Global unions launch campaign to save print journalism

BRUSSELS—A coalition of global unions, representing nearly 21 million workers worldwide, is launching a campaign on Saturday to save print journalism.

UNI Global Union and the International Federation of Journalists are calling on national governments to tax major internet companies and support print media.

IFJ and UNI Global Union announced an effort to push governments to adopt emergency rescue packages for the print media industry as a whole (journalism, publishing, printing, and distribution) as well as introduce a digital services tax on tech giants such as Amazon, Google, and Facebook who have diverted advertising revenue from media outlets.

The Covid-19 crisis has accelerated a long-standing decline in media ad income. This year alone, revenue is down 20 percent. Tech companies have siphoned much of this money. For example, in 2018, Google earned $4.7 billion from news—money not shared with the journalists who produced it.

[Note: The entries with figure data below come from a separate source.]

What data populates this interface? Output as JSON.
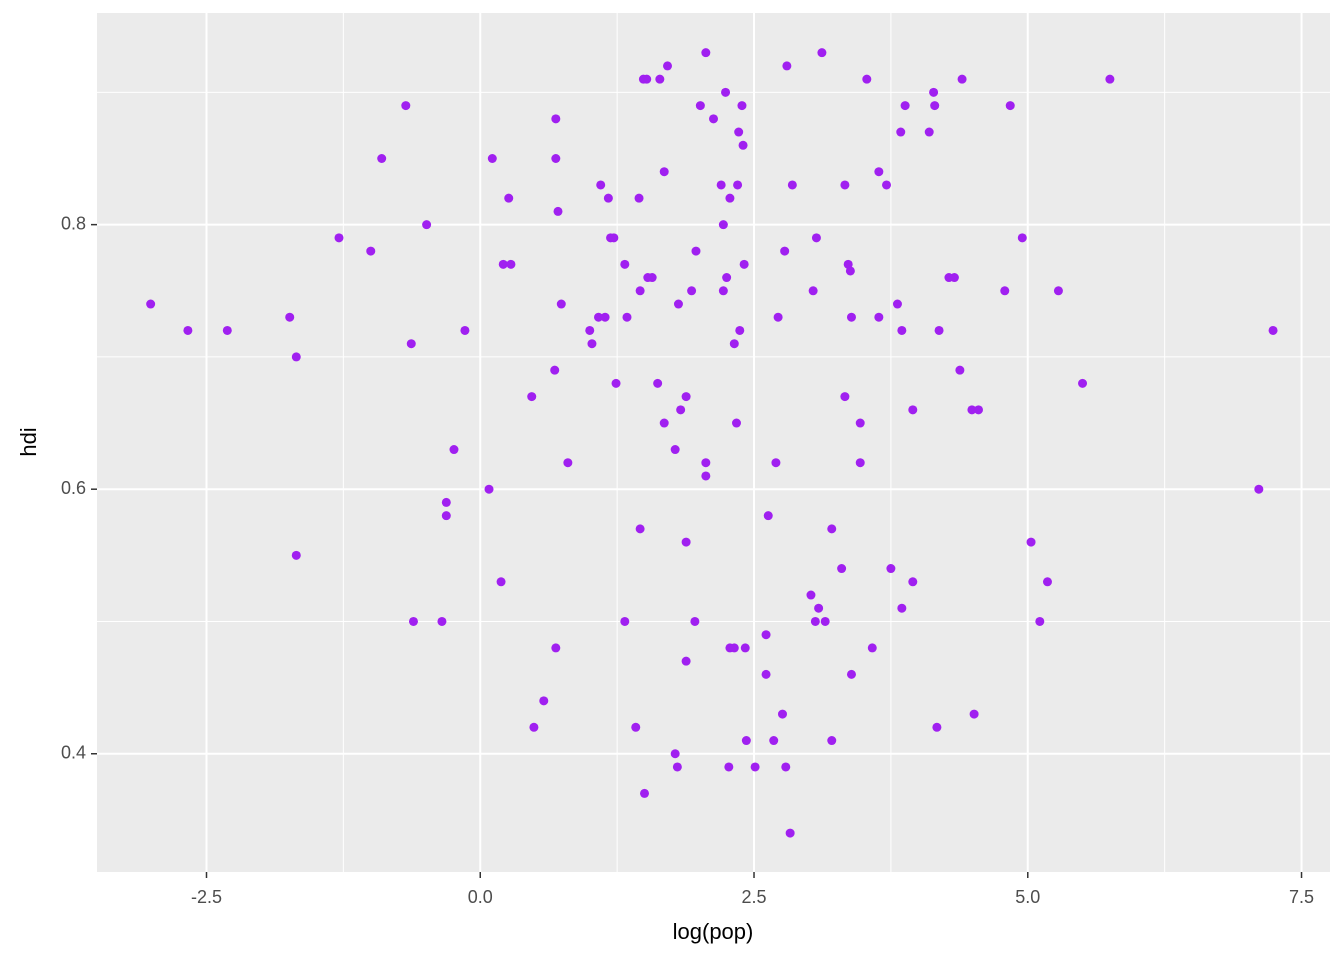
{
  "chart_data": {
    "type": "scatter",
    "x_label": "log(pop)",
    "y_label": "hdi",
    "color": "#a020f0",
    "grid": true,
    "xlim": [
      -3.5,
      7.76
    ],
    "ylim": [
      0.3106,
      0.96
    ],
    "xticks": [
      -2.5,
      {
        "value": 0,
        "label": "0.0"
      },
      2.5,
      {
        "value": 5,
        "label": "5.0"
      },
      7.5
    ],
    "yticks": [
      0.4,
      0.6,
      0.8
    ],
    "x": [
      -3.01,
      -2.67,
      -2.31,
      -1.74,
      -1.68,
      -1.68,
      -1.29,
      -1.0,
      -0.68,
      -0.9,
      -0.49,
      -0.63,
      -0.61,
      -0.35,
      -0.31,
      -0.31,
      -0.24,
      -0.14,
      0.08,
      0.11,
      0.19,
      0.21,
      0.28,
      0.26,
      0.47,
      0.49,
      0.58,
      0.69,
      0.69,
      0.71,
      0.69,
      0.68,
      0.74,
      0.8,
      1.0,
      1.02,
      1.08,
      1.1,
      1.14,
      1.17,
      1.19,
      1.22,
      1.24,
      1.32,
      1.32,
      1.34,
      1.42,
      1.45,
      1.46,
      1.46,
      1.49,
      1.52,
      1.5,
      1.53,
      1.57,
      1.62,
      1.64,
      1.68,
      1.68,
      1.71,
      1.78,
      1.78,
      1.8,
      1.81,
      1.83,
      1.88,
      1.88,
      1.88,
      1.93,
      1.96,
      1.97,
      2.01,
      2.06,
      2.06,
      2.06,
      2.13,
      2.2,
      2.22,
      2.22,
      2.24,
      2.25,
      2.27,
      2.28,
      2.28,
      2.32,
      2.32,
      2.34,
      2.35,
      2.36,
      2.37,
      2.39,
      2.4,
      2.41,
      2.42,
      2.43,
      2.51,
      2.61,
      2.61,
      2.63,
      2.68,
      2.7,
      2.72,
      2.76,
      2.78,
      2.79,
      2.8,
      2.83,
      2.85,
      3.02,
      3.04,
      3.06,
      3.07,
      3.09,
      3.12,
      3.15,
      3.21,
      3.21,
      3.3,
      3.33,
      3.33,
      3.36,
      3.38,
      3.39,
      3.39,
      3.47,
      3.47,
      3.53,
      3.58,
      3.64,
      3.64,
      3.71,
      3.75,
      3.81,
      3.84,
      3.85,
      3.85,
      3.88,
      3.95,
      3.95,
      4.1,
      4.14,
      4.15,
      4.17,
      4.19,
      4.28,
      4.33,
      4.38,
      4.4,
      4.49,
      4.51,
      4.55,
      4.79,
      4.84,
      4.95,
      5.03,
      5.11,
      5.18,
      5.28,
      5.5,
      5.75,
      7.11,
      7.24
    ],
    "y": [
      0.74,
      0.72,
      0.72,
      0.73,
      0.7,
      0.55,
      0.79,
      0.78,
      0.89,
      0.85,
      0.8,
      0.71,
      0.5,
      0.5,
      0.59,
      0.58,
      0.63,
      0.72,
      0.6,
      0.85,
      0.53,
      0.77,
      0.77,
      0.82,
      0.67,
      0.42,
      0.44,
      0.88,
      0.85,
      0.81,
      0.48,
      0.69,
      0.74,
      0.62,
      0.72,
      0.71,
      0.73,
      0.83,
      0.73,
      0.82,
      0.79,
      0.79,
      0.68,
      0.77,
      0.5,
      0.73,
      0.42,
      0.82,
      0.75,
      0.57,
      0.91,
      0.91,
      0.37,
      0.76,
      0.76,
      0.68,
      0.91,
      0.84,
      0.65,
      0.92,
      0.63,
      0.4,
      0.39,
      0.74,
      0.66,
      0.67,
      0.56,
      0.47,
      0.75,
      0.5,
      0.78,
      0.89,
      0.93,
      0.62,
      0.61,
      0.88,
      0.83,
      0.8,
      0.75,
      0.9,
      0.76,
      0.39,
      0.48,
      0.82,
      0.48,
      0.71,
      0.65,
      0.83,
      0.87,
      0.72,
      0.89,
      0.86,
      0.77,
      0.48,
      0.41,
      0.39,
      0.49,
      0.46,
      0.58,
      0.41,
      0.62,
      0.73,
      0.43,
      0.78,
      0.39,
      0.92,
      0.34,
      0.83,
      0.52,
      0.75,
      0.5,
      0.79,
      0.51,
      0.93,
      0.5,
      0.57,
      0.41,
      0.54,
      0.67,
      0.83,
      0.77,
      0.765,
      0.46,
      0.73,
      0.65,
      0.62,
      0.91,
      0.48,
      0.84,
      0.73,
      0.83,
      0.54,
      0.74,
      0.87,
      0.72,
      0.51,
      0.89,
      0.66,
      0.53,
      0.87,
      0.9,
      0.89,
      0.42,
      0.72,
      0.76,
      0.76,
      0.69,
      0.91,
      0.66,
      0.43,
      0.66,
      0.75,
      0.89,
      0.79,
      0.56,
      0.5,
      0.53,
      0.75,
      0.68,
      0.91,
      0.6,
      0.72
    ]
  }
}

“The current global health crisis is significantly increasing the great difficulties facing the print media sector,” Anthony Bellanger, IFJ General Secretary, warns. “Governments need to react urgently. The sector is a public good and a crucial pillar of our democracies. Governments are well aware of this. Indeed, with the COVID crisis, they have identified the sector as essential. Today, they cannot just watch the ship sink from their balconies.”

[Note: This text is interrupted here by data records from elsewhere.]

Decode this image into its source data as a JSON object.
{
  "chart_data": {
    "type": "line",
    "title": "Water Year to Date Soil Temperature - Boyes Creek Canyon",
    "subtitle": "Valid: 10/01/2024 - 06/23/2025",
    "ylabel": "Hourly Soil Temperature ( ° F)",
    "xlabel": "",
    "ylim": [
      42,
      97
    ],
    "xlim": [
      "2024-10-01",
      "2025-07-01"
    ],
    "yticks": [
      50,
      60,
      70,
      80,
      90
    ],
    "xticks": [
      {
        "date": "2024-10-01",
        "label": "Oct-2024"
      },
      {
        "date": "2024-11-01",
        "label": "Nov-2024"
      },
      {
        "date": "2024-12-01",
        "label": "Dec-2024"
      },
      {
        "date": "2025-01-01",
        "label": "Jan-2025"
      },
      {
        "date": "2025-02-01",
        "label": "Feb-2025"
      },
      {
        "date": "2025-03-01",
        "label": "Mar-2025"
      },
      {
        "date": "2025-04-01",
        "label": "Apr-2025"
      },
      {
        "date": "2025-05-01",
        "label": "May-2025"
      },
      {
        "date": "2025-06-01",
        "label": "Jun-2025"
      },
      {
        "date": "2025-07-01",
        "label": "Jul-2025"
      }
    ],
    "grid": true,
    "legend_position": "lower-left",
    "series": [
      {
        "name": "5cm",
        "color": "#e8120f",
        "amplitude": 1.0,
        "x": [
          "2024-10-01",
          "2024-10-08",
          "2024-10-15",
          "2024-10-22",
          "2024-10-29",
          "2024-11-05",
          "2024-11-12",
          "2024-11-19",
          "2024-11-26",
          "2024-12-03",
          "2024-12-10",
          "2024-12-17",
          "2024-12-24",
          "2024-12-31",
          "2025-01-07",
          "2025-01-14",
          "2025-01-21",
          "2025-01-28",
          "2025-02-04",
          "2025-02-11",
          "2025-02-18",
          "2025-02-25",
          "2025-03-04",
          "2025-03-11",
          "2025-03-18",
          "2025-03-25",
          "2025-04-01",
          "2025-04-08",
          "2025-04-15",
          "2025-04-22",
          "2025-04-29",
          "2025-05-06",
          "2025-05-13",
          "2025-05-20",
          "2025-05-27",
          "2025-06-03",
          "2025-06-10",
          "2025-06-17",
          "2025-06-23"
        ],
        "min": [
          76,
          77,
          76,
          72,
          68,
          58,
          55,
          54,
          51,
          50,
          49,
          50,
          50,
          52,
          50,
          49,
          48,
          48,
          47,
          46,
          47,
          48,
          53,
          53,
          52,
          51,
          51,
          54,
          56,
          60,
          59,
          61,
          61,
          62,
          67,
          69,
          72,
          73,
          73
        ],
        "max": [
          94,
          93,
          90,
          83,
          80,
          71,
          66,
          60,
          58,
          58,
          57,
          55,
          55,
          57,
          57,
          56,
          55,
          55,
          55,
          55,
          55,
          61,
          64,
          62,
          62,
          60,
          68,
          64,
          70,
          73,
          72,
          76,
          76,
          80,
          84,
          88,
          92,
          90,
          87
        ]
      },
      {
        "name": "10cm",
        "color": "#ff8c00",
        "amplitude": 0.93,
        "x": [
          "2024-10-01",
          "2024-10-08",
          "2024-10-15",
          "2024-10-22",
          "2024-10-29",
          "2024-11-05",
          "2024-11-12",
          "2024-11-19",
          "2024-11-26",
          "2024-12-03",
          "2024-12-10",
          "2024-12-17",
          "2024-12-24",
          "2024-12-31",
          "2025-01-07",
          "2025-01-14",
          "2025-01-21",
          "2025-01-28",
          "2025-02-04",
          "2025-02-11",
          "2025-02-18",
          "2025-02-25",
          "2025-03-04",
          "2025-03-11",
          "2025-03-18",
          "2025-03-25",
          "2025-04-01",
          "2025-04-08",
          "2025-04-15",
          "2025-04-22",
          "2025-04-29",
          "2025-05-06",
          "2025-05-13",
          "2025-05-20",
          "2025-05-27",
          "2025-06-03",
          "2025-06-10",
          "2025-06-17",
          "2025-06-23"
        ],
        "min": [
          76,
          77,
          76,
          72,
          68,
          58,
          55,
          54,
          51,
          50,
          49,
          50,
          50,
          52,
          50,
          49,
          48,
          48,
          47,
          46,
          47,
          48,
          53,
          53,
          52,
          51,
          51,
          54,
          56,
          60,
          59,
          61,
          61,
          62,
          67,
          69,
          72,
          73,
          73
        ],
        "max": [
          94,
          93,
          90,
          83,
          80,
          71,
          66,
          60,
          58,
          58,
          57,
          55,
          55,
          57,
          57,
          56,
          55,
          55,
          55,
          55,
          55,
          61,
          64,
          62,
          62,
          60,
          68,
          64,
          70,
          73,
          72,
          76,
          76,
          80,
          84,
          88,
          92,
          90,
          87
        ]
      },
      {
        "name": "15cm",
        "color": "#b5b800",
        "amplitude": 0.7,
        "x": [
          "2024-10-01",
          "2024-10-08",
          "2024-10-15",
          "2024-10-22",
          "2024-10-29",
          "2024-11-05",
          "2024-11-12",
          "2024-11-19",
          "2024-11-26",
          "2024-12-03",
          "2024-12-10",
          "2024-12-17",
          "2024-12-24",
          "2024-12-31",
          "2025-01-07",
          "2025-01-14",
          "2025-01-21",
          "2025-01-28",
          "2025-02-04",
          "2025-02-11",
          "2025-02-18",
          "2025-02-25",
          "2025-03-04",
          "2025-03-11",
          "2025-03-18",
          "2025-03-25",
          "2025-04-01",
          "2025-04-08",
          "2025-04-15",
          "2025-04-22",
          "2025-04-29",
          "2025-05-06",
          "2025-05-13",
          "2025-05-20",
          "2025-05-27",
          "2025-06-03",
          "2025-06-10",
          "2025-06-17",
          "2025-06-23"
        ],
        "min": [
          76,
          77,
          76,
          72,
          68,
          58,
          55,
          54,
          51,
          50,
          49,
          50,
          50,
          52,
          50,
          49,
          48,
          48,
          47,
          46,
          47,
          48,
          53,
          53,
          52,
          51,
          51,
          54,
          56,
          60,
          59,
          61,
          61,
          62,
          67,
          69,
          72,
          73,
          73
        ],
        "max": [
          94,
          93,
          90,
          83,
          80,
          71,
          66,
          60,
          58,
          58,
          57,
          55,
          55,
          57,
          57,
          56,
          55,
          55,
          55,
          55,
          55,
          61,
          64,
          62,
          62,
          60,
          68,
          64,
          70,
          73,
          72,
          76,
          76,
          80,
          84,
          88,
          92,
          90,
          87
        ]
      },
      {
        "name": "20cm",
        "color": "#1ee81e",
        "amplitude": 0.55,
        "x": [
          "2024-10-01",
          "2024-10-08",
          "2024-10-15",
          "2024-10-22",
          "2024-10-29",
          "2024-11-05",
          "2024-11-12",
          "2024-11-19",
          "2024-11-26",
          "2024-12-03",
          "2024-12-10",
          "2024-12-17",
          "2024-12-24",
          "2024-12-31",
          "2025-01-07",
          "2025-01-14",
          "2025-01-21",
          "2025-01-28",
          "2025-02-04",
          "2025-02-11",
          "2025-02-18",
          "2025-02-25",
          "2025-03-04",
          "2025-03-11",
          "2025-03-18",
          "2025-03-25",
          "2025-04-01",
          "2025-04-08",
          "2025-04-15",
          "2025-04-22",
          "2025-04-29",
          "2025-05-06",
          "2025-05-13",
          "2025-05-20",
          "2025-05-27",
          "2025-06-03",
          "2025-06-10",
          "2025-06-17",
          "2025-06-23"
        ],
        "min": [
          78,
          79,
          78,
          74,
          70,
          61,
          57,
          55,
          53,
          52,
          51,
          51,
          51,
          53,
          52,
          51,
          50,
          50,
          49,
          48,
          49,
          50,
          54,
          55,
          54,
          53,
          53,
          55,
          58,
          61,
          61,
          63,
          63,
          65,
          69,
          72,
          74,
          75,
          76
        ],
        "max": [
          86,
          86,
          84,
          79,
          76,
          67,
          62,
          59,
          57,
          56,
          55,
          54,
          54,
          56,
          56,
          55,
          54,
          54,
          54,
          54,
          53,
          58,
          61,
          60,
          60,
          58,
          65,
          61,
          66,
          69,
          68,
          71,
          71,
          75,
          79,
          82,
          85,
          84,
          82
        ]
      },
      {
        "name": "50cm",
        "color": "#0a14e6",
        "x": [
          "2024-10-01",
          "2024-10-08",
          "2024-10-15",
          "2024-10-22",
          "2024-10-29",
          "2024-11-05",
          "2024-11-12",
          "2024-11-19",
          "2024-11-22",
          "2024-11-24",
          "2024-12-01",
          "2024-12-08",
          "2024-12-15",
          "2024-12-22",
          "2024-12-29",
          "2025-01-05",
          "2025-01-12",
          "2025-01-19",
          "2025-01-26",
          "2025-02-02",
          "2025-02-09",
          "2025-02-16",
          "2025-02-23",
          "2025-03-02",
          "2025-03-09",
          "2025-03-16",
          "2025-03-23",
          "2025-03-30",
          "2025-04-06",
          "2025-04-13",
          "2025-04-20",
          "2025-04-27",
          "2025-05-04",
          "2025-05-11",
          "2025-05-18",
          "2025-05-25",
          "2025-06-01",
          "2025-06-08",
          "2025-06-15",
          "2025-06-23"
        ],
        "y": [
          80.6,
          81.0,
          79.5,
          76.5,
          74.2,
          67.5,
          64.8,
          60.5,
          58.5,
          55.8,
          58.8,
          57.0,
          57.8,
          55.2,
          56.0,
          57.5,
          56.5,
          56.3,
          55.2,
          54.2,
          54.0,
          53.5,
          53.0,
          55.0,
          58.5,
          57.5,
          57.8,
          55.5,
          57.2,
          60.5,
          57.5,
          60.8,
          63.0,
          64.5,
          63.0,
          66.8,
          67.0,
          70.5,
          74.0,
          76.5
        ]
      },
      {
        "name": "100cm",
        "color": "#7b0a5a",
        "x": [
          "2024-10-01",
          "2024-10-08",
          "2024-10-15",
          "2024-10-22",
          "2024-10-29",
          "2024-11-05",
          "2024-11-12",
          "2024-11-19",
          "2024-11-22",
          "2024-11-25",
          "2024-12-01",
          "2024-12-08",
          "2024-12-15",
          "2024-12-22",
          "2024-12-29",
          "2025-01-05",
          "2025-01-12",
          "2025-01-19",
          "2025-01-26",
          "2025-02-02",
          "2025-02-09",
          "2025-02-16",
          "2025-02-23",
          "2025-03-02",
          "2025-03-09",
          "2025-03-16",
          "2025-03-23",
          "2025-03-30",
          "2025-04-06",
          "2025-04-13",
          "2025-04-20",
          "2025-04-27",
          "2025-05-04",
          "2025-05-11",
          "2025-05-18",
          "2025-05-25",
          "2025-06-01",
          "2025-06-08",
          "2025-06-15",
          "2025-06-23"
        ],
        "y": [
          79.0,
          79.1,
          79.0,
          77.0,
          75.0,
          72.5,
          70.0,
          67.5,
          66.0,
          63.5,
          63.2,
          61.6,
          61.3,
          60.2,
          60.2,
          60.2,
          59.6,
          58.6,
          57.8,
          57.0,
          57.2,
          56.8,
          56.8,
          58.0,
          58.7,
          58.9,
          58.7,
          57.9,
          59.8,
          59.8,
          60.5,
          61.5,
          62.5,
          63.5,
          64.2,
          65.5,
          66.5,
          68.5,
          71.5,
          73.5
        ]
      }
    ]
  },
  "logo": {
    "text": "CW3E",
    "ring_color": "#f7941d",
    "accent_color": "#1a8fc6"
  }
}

In light of the severe economic crisis that lies ahead, the unions want national governments to step in to protect media jobs safeguard a print media industry that stands for quality, ethics, solidarity, labor rights, and fundamental freedoms.

“The health of our democracies rests on holding people in power accountable, and journalists are the ones who, more often than not, shine a spotlight on political and corporate power abuses of the public trust,” says Christy Hoffman, General Secretary of UNI Global Union. “Print media plays a huge part in disseminating this information and supporting the online components of journalism.”

Unless action is taken, thousands of media outlets risk being shuttered, and hundreds-of-thousands jobs risk being lost due to the consolidation in the media sector and loss of advertising income.

The IFJ and UNI have adopted a joint appeal addressed to national governments titled “Rescue and future survival package for the print media industry.” Unions who are members of these federations will use these points lobbying for support for the news media.

Nicola Konstantinou, Head of department of the UNI’s Graphical & Packaging sector, says, “Print media is a social good, and its media supply chain is long and includes millions of people—journalists,  editors, proof-readers, printers, designers, photographers, but also delivery people, postal workers, and booksellers”.

“These businesses—and the people who work for them—are put at a disadvantage by the unfair tax avoidance stealing of ad income by major tech companies. We are asking governments to intervene to make sure that the people who produce and distribute the news we depend on get a fair share.